The Santa Barbara News-Press is no more. After more than 150 years of news gathering, the Pulitzer Prize-winning newspaper on Friday posted its last online edition, a month after the News-Press ceased publication of its print newspaper and went all digital.

The apparent death knell for the venerable News-Press came in the form of a bankruptcy filing last week by Ampersand Publishing, a company controlled by Wendy McCaw, a wealthy environmentalist and animal rights activist who frequently feuded with her newsroom employees, media critics and local readers.

In an email one newsroom employee shared with The Times, Managing Editor Dave Mason wrote that McCaw had filed for bankruptcy Friday. “All of our jobs are eliminated, and the News-Press has stopped publishing,” the email read. “They ran out of money to pay us. They will issue final paychecks when the bankruptcy is approved in court.”

Mason did not respond to a request for comment.

The legal action, which says the outlet has virtually no assets to pay creditors, appears to bring an ignominious end to the local publishing career of McCaw, once heralded by Santa Barbarans as a savior for a local news operation founded not long after the California Gold Rush.

The shutdown leaves Santa Barbara with several online news sources and a solid alternative weekly, the Independent. But those outlets collectively do not appear to employ the number of journalists — nearly 50 — who once powered the News-Press.

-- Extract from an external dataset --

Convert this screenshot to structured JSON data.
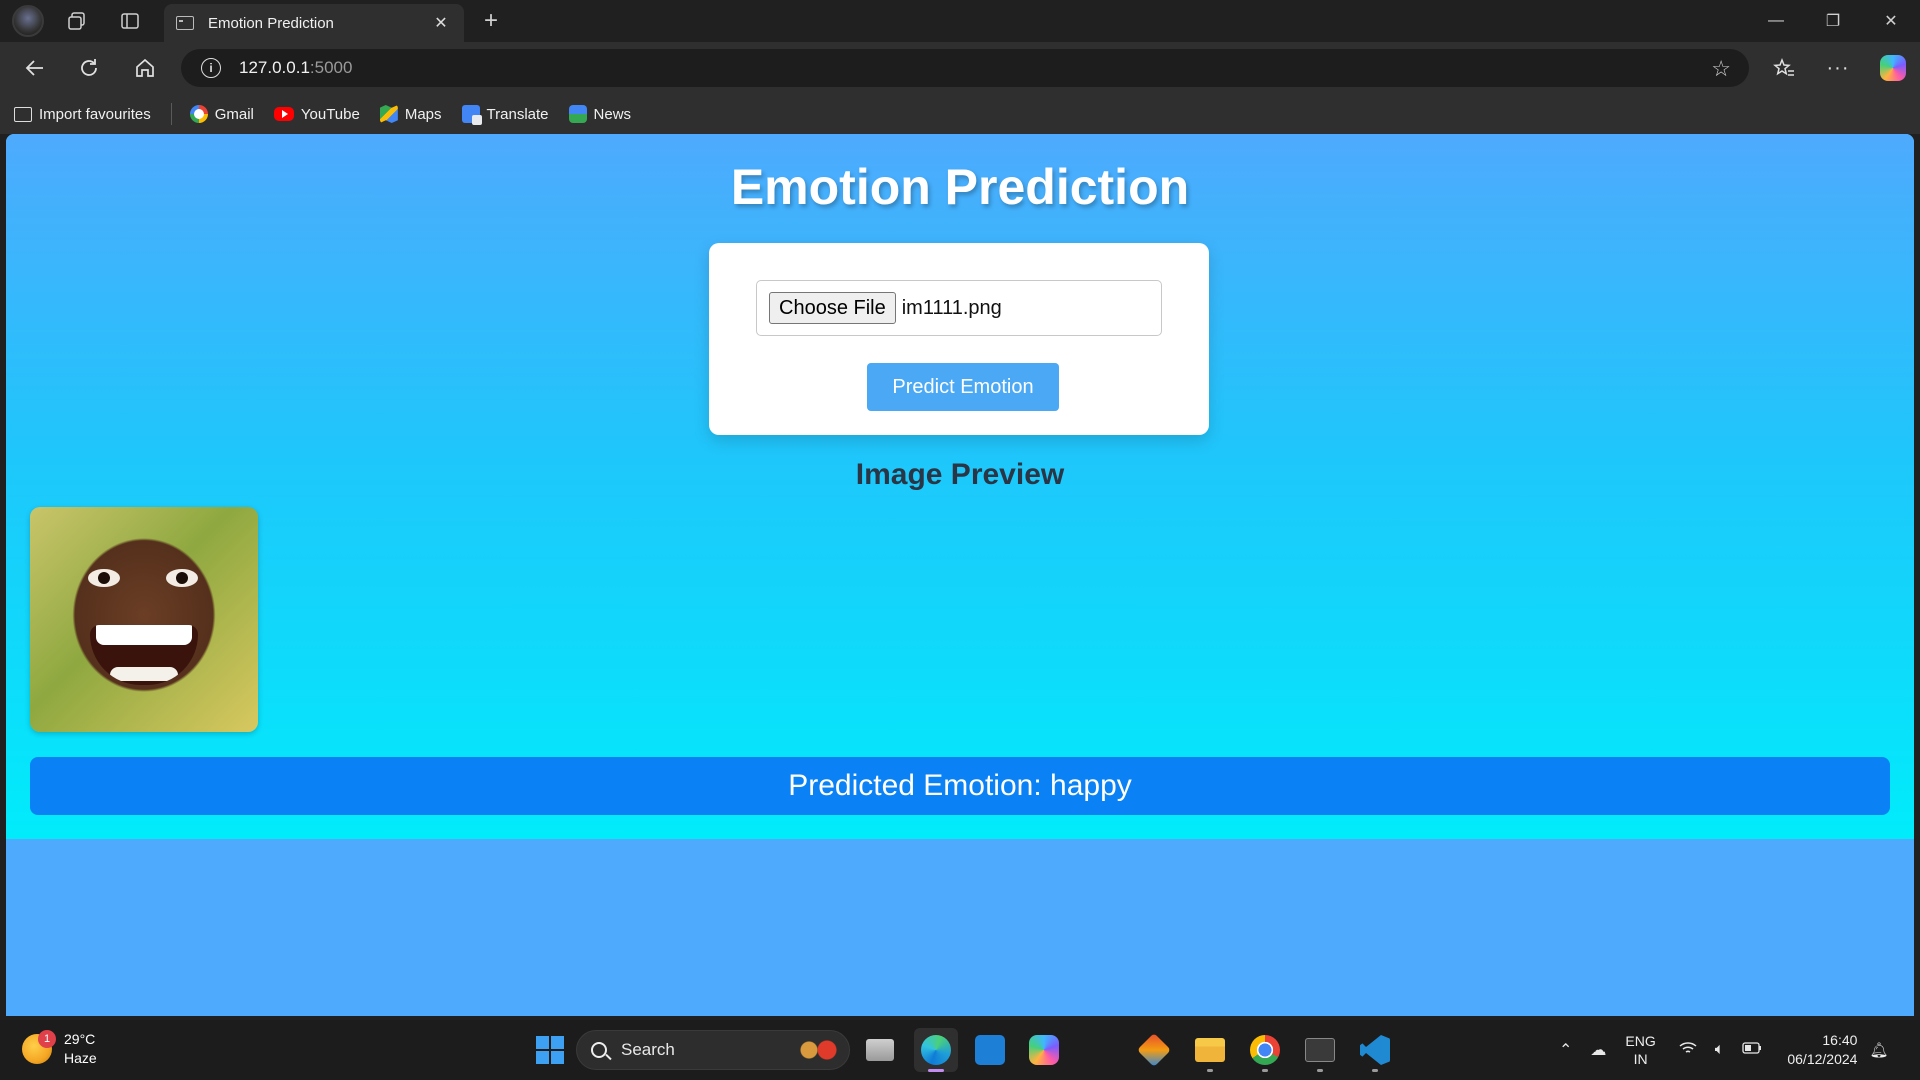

That means less scrutiny of public agencies, less coverage of breaking news and fewer enlightening features on local people and issues.

The slow decline of the paper after McCaw bought it in 2000 from New York Times Co., is a sad variation on a broader downward spiral for the newspaper industry. Revenue for legacy newspapers plummeted 52% nationally from 2002 to 2020, with much of the income once generated by advertising shifting to internet giants such as Google and Facebook.

In the dozen years after 2008, newsroom employment at print newspapers fell 57%. In one California example, the Salinas Californian has remained open as an online and print product — with almost no local stories — even after losing its last newsroom employee late in 2022.

Ampersand’s Chapter 7 bankruptcy filing was authorized during a meeting “on or about” May 1, nearly three months before it was filed Friday in U.S. Bankruptcy Court for California’s Central District, according to federal court records. The move came about three months after the newspaper relocated its operations and staff from the landmark building on Santa Barbara’s De la Guerra Plaza — where it had been housed for 101 years — to its printing plant in Goleta, the Independent reported.

As of Monday afternoon, the News-Press’ website carried no mention of the bankruptcy or cessation of operation. Friday’s is the most recent online edition of the publication posted on the website, which features a red-lettered banner stating that “The News-Press is entirely digital” and directing readers to its online edition.